High-risk neuroblastoma is one of the toughest childhood cancers. It often strikes children under age five, spreads quickly, and is strongly linked to amplification of the MYCN gene — a powerful cancer “engine” that has long been considered untreatable.

Now, researchers funded by The Morgan Adams Foundation are pioneering a new approach: shutting down the machinery MYCN depends on.

About Neuroblastoma

Neuroblastoma is the third most common childhood cancer, typically diagnosed in children under the age of five. It begins in immature nerve cells and most often forms in the adrenal glands, but it can also develop in the chest, abdomen, or spine.

Each year, about 800 new cases are diagnosed in the United States. For children with high-risk neuroblastoma, treatment usually requires intensive chemotherapy, surgery, radiation, stem cell transplants, and immunotherapy. Despite this aggressive approach, survival rates remain poor, and many children relapse.

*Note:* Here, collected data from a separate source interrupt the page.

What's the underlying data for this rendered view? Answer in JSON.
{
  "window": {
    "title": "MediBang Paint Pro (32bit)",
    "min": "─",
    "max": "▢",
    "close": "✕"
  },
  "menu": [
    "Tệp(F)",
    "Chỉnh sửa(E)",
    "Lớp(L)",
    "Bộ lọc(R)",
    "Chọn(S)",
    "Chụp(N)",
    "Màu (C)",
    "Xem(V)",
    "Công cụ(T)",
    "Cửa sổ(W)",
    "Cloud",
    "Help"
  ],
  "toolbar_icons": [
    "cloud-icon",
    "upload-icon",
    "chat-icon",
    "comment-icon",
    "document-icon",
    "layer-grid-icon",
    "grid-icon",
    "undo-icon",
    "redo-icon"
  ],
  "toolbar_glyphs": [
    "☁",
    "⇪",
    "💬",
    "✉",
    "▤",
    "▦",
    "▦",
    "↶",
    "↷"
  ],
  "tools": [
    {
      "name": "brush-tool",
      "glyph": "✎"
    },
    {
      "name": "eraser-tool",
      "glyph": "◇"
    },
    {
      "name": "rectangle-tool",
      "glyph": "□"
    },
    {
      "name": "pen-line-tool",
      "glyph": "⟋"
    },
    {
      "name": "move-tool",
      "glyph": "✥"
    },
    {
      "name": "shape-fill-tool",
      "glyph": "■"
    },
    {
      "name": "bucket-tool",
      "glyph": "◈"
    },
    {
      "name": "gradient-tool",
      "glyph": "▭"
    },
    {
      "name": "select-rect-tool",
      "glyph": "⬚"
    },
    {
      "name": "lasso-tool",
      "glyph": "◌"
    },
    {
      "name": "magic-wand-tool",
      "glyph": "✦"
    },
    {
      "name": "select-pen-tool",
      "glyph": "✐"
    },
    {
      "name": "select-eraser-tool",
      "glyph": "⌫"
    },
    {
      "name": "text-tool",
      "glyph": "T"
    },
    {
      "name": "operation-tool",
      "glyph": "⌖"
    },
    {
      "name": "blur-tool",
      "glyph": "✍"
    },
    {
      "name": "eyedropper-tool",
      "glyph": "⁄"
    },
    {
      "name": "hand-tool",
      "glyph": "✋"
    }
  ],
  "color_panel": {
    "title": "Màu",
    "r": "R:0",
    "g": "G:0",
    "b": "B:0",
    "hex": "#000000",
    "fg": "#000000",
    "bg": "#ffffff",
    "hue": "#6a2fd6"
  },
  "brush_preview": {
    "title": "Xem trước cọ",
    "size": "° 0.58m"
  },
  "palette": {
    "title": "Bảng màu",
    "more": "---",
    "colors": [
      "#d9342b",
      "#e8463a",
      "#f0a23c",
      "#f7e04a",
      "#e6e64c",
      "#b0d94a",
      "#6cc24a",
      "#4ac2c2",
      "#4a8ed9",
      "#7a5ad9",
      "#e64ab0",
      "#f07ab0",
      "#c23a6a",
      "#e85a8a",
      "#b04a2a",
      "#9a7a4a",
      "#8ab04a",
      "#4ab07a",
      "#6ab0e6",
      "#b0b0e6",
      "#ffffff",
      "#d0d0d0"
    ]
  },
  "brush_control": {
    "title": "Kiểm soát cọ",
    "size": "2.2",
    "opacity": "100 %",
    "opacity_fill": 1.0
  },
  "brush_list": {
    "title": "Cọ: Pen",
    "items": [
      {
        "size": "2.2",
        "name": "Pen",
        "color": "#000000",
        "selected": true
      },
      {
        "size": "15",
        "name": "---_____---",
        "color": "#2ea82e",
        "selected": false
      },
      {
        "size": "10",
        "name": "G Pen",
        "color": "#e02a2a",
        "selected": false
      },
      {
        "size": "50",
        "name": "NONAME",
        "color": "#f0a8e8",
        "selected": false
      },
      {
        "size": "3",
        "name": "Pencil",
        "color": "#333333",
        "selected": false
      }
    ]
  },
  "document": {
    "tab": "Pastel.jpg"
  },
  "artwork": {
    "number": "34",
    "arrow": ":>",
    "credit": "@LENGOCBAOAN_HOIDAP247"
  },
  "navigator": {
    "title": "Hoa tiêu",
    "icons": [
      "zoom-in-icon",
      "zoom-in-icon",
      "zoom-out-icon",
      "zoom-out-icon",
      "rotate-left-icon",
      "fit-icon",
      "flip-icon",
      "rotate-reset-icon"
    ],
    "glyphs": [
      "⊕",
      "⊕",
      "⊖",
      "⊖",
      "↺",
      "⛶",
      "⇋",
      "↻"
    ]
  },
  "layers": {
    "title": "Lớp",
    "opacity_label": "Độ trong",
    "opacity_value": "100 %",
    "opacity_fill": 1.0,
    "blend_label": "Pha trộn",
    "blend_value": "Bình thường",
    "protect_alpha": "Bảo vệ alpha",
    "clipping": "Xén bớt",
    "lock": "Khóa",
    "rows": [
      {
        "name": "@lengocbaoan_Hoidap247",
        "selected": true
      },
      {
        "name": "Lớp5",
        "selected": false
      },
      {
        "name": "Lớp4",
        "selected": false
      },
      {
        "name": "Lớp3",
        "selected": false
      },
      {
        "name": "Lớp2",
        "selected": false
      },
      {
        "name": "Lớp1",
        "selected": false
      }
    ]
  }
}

There are currently no targeted therapies approved for high-risk neuroblastoma. But with your support, researchers are closer than ever to changing that.

The Research

Scientists have identified CDK11 as an essential protein for neuroblastoma survival. Using a drug called OTS964, they’ve shown:

Potent tumor cell killing in the lab at very low doses
Dramatic reduction of MYCN levels
Early signs that tumor cells may be “reprogrammed” into normal nerve cells
Potential for stronger results when combined with chemotherapy and radiation

This work is advancing toward animal models to test safety and effectiveness, laying the foundation for future clinical trials.

Why this matters

High-risk neuroblastoma remains one of the deadliest childhood cancers, and current treatments are intense, toxic, and often not enough. By targeting CDK11, researchers aim to shut down the very machinery that drives tumor growth, offering the potential for more effective, less harmful therapies. This work could change the future for children like Emmalyn, giving them a real chance to survive and thrive.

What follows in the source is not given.